Rédigé par: Alexi Demetriadi 3 novembre 2020

On espère qu'une génération de jeunes Cambodgiens pourra également apprécier le travail de Camus en khmer (Crédit photo: Kampu-Mera)

On espère qu'une génération de jeunes Cambodgiens pourra également apprécier le travail de Camus en khmer (Crédit photo: Kampu-Mera)

Maman ou mère? Quand il s’agit de la traduction correcte du roman d’Albert Camus L’Étranger de 1942, le diable est dans les détails.

Le débat autour de la sémantique commence avec la toute première ligne du livre. «Aujourd’hui, maman est morte» lit la célèbre déclaration d’ouverture sans émotion de Meursault, le protagoniste franco-algérien du livre.

Tentant de faciliter sa transition, les premiers traducteurs de la version anglaise du livre (qui serait connu sous le nom de The Stranger ou The Outsider) ont interprété le vers comme - «Mother est mort aujourd'hui».
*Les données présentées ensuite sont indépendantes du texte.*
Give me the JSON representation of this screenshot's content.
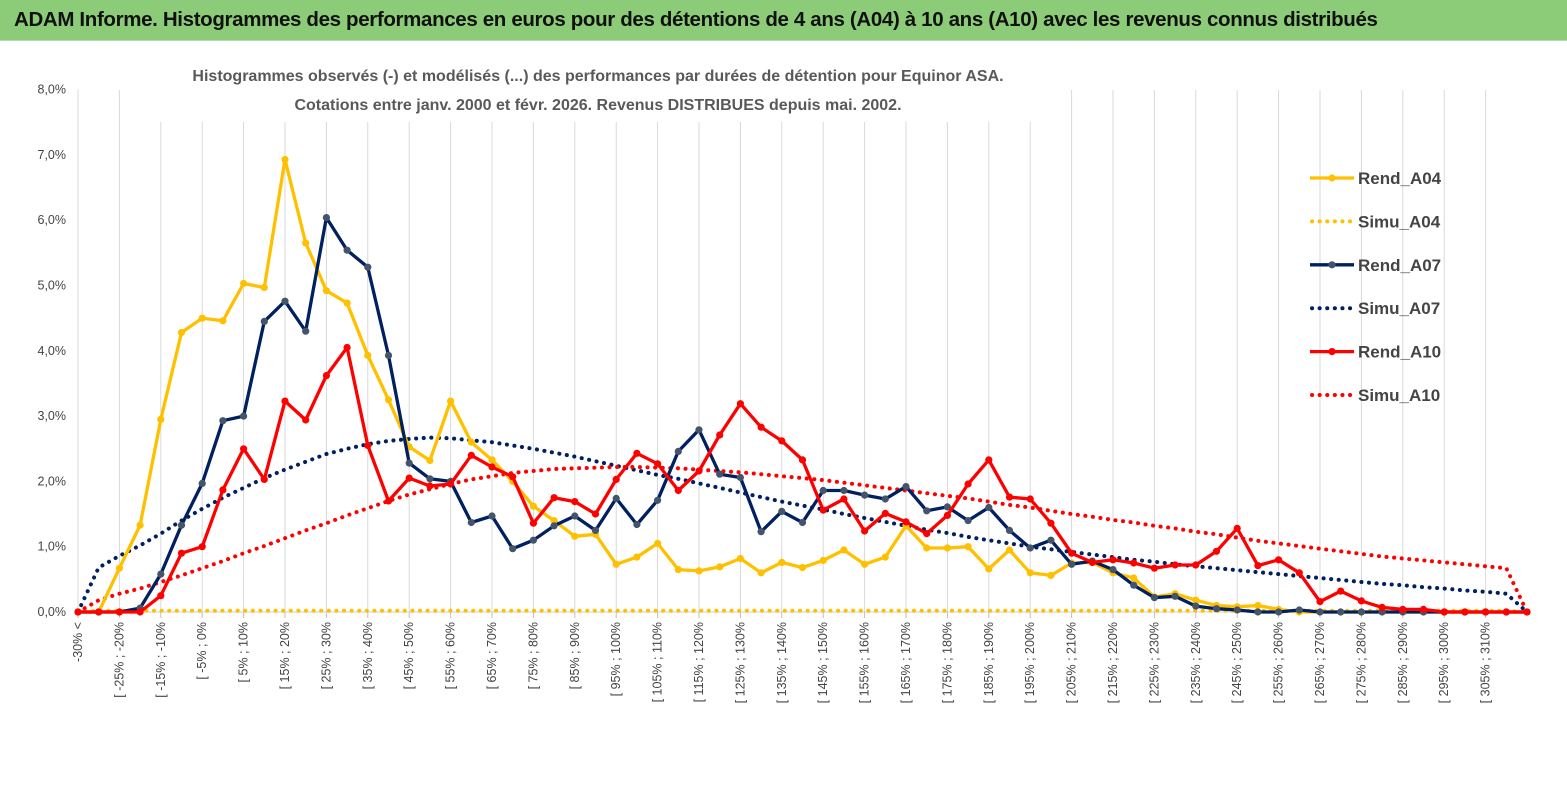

Mais pour Christophe Macquet, ces quatre (ou trois) mots méritent plus d'attention. Co-traducteur de la première traduction en khmer de L'Étranger pendant près de cinq décennies, il a expliqué à quel point cette première ligne est cruciale pour la façon dont le lecteur perçoit Meursault et l'histoire qui suit.

So Phina et Socheata - co-fondateurs de Kampu-Mera. (Crédit photo: Kampu-Mera)

So Phina et Socheata - co-fondateurs de Kampu-Mera. (Crédit photo: Kampu-Mera)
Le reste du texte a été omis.